We check two success criteria:

  • Probability drop: Did the true-class probability decrease?
  • Prediction flip: Did the predicted label change from the correct one?
println("\nAdversarial probs: ", round.(adv_pred, digits = 3))
println(
    "True prob: ", round(orig_true_prob, digits = 3), " → ",
    round(adv_true_prob, digits = 3)
)

prob_drop_success = adv_true_prob < orig_true_prob
flip_success = (clean_label == true_label) && (adv_label != true_label)

println(
    "[INFO] True-class prob drop success: ",
    prob_drop_success, "  (",
    round(orig_true_prob, digits = 3), " → ",
    round(adv_true_prob, digits = 3), ")"
)

println(
    "[INFO] Prediction flip success: ",
    flip_success, "  (clean_digit=", clean_digit,
    ", adv_digit=", adv_digit, ")"
)

println("Digits summary: true=$true_digit, clean=$clean_digit, adv=$adv_digit")

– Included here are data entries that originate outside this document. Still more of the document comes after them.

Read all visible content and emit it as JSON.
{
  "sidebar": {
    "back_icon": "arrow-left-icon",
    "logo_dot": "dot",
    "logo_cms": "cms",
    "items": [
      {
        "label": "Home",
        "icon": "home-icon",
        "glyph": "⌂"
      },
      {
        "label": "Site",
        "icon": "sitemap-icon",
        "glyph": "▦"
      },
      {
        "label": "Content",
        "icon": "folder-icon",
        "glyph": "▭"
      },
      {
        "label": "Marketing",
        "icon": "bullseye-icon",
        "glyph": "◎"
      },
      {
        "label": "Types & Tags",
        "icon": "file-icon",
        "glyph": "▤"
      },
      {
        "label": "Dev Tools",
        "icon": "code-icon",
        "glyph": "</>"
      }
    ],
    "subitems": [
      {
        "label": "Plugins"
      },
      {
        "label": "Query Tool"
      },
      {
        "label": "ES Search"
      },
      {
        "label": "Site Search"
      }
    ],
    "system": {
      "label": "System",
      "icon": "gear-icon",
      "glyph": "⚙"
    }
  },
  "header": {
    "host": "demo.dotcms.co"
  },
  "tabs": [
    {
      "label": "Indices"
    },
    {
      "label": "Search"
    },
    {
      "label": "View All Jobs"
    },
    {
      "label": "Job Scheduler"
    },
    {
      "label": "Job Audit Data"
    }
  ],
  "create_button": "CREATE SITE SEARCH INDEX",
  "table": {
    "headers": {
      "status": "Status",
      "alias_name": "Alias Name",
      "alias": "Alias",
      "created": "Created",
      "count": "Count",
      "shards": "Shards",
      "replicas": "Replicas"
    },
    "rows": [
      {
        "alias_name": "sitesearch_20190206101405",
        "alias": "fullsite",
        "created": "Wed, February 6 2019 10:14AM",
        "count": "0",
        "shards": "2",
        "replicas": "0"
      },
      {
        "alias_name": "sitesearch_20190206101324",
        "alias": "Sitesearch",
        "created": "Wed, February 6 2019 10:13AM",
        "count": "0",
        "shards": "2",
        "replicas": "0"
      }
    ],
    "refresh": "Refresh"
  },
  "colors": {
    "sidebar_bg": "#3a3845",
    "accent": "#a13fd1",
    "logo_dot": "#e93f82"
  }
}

Adversarial probs: Float32[0.003; 0.234; 0.275; 0.234; 0.001; 0.186; 0.039; 0.003; 0.012; 0.014;;]
True prob: 0.637 → 0.234
[INFO] True-class prob drop success: true  (0.637 → 0.234)
[INFO] Prediction flip success: true  (clean_digit=1, adv_digit=2)
Digits summary: true=1, clean=1, adv=2

6. Visualization

We plot three heatmaps side by side:

  • Original: the clean MNIST image
  • Adversarial: the perturbed image after the FGSM attack
  • Perturbation: the pixel-wise difference, showing where the attack changed the image
p1 = heatmap(
    reshape(x_orig[:, :, 1, 1], 28, 28),
    title = "Original (digit=$true_digit)",
    color = :grays, aspect_ratio = 1, size = (300, 300)
)

p2 = heatmap(
    reshape(x_adv[:, :, 1, 1], 28, 28),
    title = "Adversarial (digit=$adv_digit)",
    color = :grays, aspect_ratio = 1, size = (300, 300)
)

p3 = heatmap(
    reshape(x_adv[:, :, 1, 1] .- x_orig[:, :, 1, 1], 28, 28),
    title = "Perturbation (ε=$ε)",
    color = :RdBu, aspect_ratio = 1, size = (300, 300)
)

fig = plot(p1, p2, p3, layout = (1, 3), size = (900, 300))
OUTPUTS_DIR = joinpath(@__DIR__, "outputs")
mkpath(OUTPUTS_DIR)
Example block output

Common edits to try

  • Change ε (e.g., 0.05f0 → 0.1f0 or 0.01f0) to make perturbations stronger or weaker.
  • Change demo_idx to attack different digits.
  • Increase training epochs or use more samples for a stronger base classifier.